FRANCA SELVATICI
«CHI ha nascosto cosa a chi? Non Mussari, per il quale si impone l’assoluzione piena». Con queste parole il professor Tullio Padovani ha chiuso ieri in corte d’appello la sua arringa in difesa dell’ex presidente di Banca Monte de’ Paschi di Siena Giuseppe Mussari, condannato in primo grado a Siena a 3 anni e 6 mesi per ostacolo alla vigilanza di Banca d’Italia in concorso con l’ex direttore generale Antonio Vigni e l’ex capo dell’area finanza Gianluca Baldassarri.
Uscendo dall’aula, il professor Padovani ha ripetuto più volte la domanda – «Chi ha nascosto cosa?»- aggiungendo un giudizio durissimo sulla vicenda: «E’ il processo più schifoso degli ultimi 50 anni, un processo che fa raccapriccio». Mussari era presente in aula.
Nella udienza del 13 ottobre il pg Vilfredo Marziani, affiancato dai pm di Siena Antonino Nastasi e Aldo Natalini, aveva chiesto alla corte di inasprire la condanna contro l’ex presidente e gli altri due imputati, sollecitando 7 anni per il primo e 6 per gli altri due. Al centro del processo vi è il presunto occultamento del «mandate agreement », contratto che – secondo l’accusa – era essenziale per capire la ratio di una colossale operazione realizzata nel 2009 con la banca giapponese Nomura. Il “mandate”, conservato in una cassaforte e ritrovato soltanto il 10 ottobre 2012, collegava la ristrutturazione del derivato Alexandria, che in seguito alla crisi dei mutui subprime aveva generato perdite per Mps per 220 milioni, alla operazione di acquisto di Btp a scadenza 2034. Secondo le accuse, Nomura si sarebbe accollata (o avrebbe finto di accollarsi) le perdite del derivato Alexandria e in cambio Mps avrebbe messo a garanzia dell’operazione l’acquisto di tre miliardi di Btp (finanziato da Nomura), in modo tale da spalmare le perdite generate da Alexandria nei successivi 25 anni. Il tutto ha avuto un esito disastroso per Mps, con perdite ulteriori di circa 300 milioni.

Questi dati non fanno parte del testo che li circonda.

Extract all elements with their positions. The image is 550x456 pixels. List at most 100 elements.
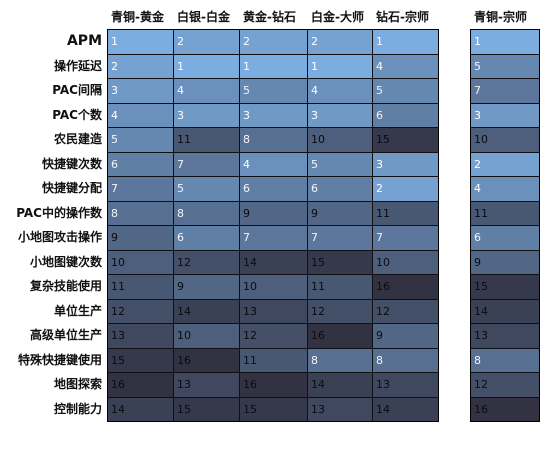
- rank-cell: 5: [173, 176, 240, 202]
- row-label: 农民建造: [53, 132, 102, 146]
- rank-cell: 14: [307, 372, 373, 398]
- rank-cell: 15: [372, 127, 439, 153]
- rank-cell: 4: [372, 53, 439, 79]
- rank-cell: 4: [107, 102, 174, 128]
- rank-cell: 5: [107, 127, 174, 153]
- rank-cell: 12: [372, 298, 439, 324]
- rank-cell: 9: [173, 274, 240, 300]
- column-header: 青铜-黄金: [111, 10, 164, 24]
- row-label: 小地图键次数: [29, 254, 102, 269]
- rank-cell: 14: [470, 298, 540, 324]
- rank-cell: 10: [372, 249, 439, 275]
- column-header: 青铜-宗师: [474, 10, 527, 24]
- rank-cell: 11: [107, 274, 174, 300]
- rank-cell: 4: [239, 151, 308, 177]
- rank-cell: 2: [372, 176, 439, 202]
- rank-cell: 14: [107, 396, 174, 422]
- rank-cell: 1: [107, 29, 174, 55]
- row-label: 复杂技能使用: [29, 279, 102, 293]
- rank-cell: 15: [307, 249, 373, 275]
- rank-cell: 6: [307, 176, 373, 202]
- rank-cell: 16: [470, 396, 540, 422]
- rank-cell: 12: [173, 249, 240, 275]
- rank-cell: 10: [107, 249, 174, 275]
- rank-cell: 1: [239, 53, 308, 79]
- rank-cell: 1: [470, 29, 540, 55]
- rank-cell: 3: [173, 102, 240, 128]
- rank-cell: 3: [107, 78, 174, 104]
- rank-cell: 7: [173, 151, 240, 177]
- rank-cell: 15: [173, 396, 240, 422]
- rank-cell: 13: [470, 323, 540, 349]
- rank-cell: 13: [307, 396, 373, 422]
- rank-cell: 7: [239, 225, 308, 251]
- rank-cell: 15: [239, 396, 308, 422]
- rank-cell: 7: [307, 225, 373, 251]
- rank-cell: 13: [372, 372, 439, 398]
- rank-cell: 3: [307, 102, 373, 128]
- rank-cell: 12: [307, 298, 373, 324]
- row-label: 特殊快捷键使用: [17, 352, 102, 367]
- rank-cell: 16: [107, 372, 174, 398]
- rank-cell: 7: [470, 78, 540, 104]
- rank-cell: 14: [173, 298, 240, 324]
- rank-cell: 6: [470, 225, 540, 251]
- row-label: 控制能力: [53, 401, 102, 416]
- rank-cell: 6: [239, 176, 308, 202]
- rank-cell: 4: [173, 78, 240, 104]
- rank-cell: 12: [107, 298, 174, 324]
- rank-cell: 11: [307, 274, 373, 300]
- rank-cell: 6: [372, 102, 439, 128]
- column-header: 白银-白金: [177, 10, 230, 24]
- rank-cell: 8: [372, 347, 439, 373]
- rank-cell: 10: [470, 127, 540, 153]
- rank-cell: 9: [107, 225, 174, 251]
- row-label: 单位生产: [53, 303, 102, 318]
- rank-cell: 10: [173, 323, 240, 349]
- rank-cell: 9: [470, 249, 540, 275]
- rank-cell: 15: [107, 347, 174, 373]
- row-label: PAC间隔: [52, 83, 102, 97]
- column-header: 黄金-钻石: [243, 10, 296, 24]
- rank-cell: 13: [107, 323, 174, 349]
- rank-cell: 1: [307, 53, 373, 79]
- row-label: 地图探索: [53, 377, 102, 391]
- rank-cell: 5: [372, 78, 439, 104]
- column-header: 钻石-宗师: [376, 10, 429, 24]
- rank-cell: 2: [307, 29, 373, 55]
- column-header: 白金-大师: [311, 10, 364, 24]
- row-label: PAC个数: [52, 107, 102, 122]
- rank-cell: 10: [307, 127, 373, 153]
- rank-cell: 8: [173, 200, 240, 226]
- rank-cell: 9: [307, 200, 373, 226]
- rank-cell: 15: [470, 274, 540, 300]
- rank-cell: 16: [239, 372, 308, 398]
- rank-cell: 8: [307, 347, 373, 373]
- rank-cell: 13: [239, 298, 308, 324]
- row-label: 操作延迟: [53, 58, 102, 73]
- rank-cell: 8: [107, 200, 174, 226]
- rank-cell: 3: [239, 102, 308, 128]
- rank-cell: 14: [372, 396, 439, 422]
- rank-cell: 4: [470, 176, 540, 202]
- rank-cell: 2: [470, 151, 540, 177]
- rank-cell: 5: [470, 53, 540, 79]
- rank-cell: 14: [239, 249, 308, 275]
- rank-cell: 1: [173, 53, 240, 79]
- rank-cell: 7: [372, 225, 439, 251]
- rank-cell: 9: [372, 323, 439, 349]
- rank-cell: 8: [239, 127, 308, 153]
- rank-cell: 5: [307, 151, 373, 177]
- rank-cell: 16: [307, 323, 373, 349]
- rank-cell: 6: [173, 225, 240, 251]
- rank-cell: 4: [307, 78, 373, 104]
- rank-cell: 11: [173, 127, 240, 153]
- rank-cell: 7: [107, 176, 174, 202]
- rank-cell: 2: [173, 29, 240, 55]
- rank-cell: 5: [239, 78, 308, 104]
- row-label: PAC中的操作数: [16, 205, 102, 220]
- row-label: 快捷键次数: [41, 156, 102, 171]
- rank-cell: 12: [239, 323, 308, 349]
- rank-cell: 3: [470, 102, 540, 128]
- rank-cell: 12: [470, 372, 540, 398]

Banca d’Italia è parte civile. Ma i difensori degli imputati sostengono che gli ispettori della Vigilanza avevano a disposizione tutti i documenti che consentivano di collegare le due operazioni (ristrutturazione di Alexandria e acquisto di Btp), in particolare il “Deed of amendment”, che definiscono l’atto esecutivo, mentre il “mandate” era solo il contratto preparatorio. Sia l’altro difensore di Mussari, l’avvocato Fabio Pisillo, che gli avvocati di Vigni, Franco Coppi ed Enrico De Martino, hanno sostenuto, peraltro, che il “mandate” non è mai uscito dalla banca e che non c’è stata nessuna opacità. Proprio ieri l’agenzia Bloomberg ha scritto che Bankitalia sapeva dal 2010 – due anni prima che venisse allertata la procura di Siena – che Mps stava nascondendo una perdita di centinaia di milioni verso Deutsche Bank, generata da un altro veicolo finanziario, il derivato Santorini.
«Il “mandate” – ha detto ieri il professor Padovani – non è stato nascosto in cassaforte perché era importante. E’ divenuto importante perché era in cassaforte. E per chi l’ha ricevuto è divenuto l’ancora di salvezza, visto che due ispezioni nel 2012 non avevano rilevato problemi. La Banca d’Italia si è sentita come il medico che visita il paziente, lo trova in difficoltà ma niente di più e poco dopo il paziente crolla”.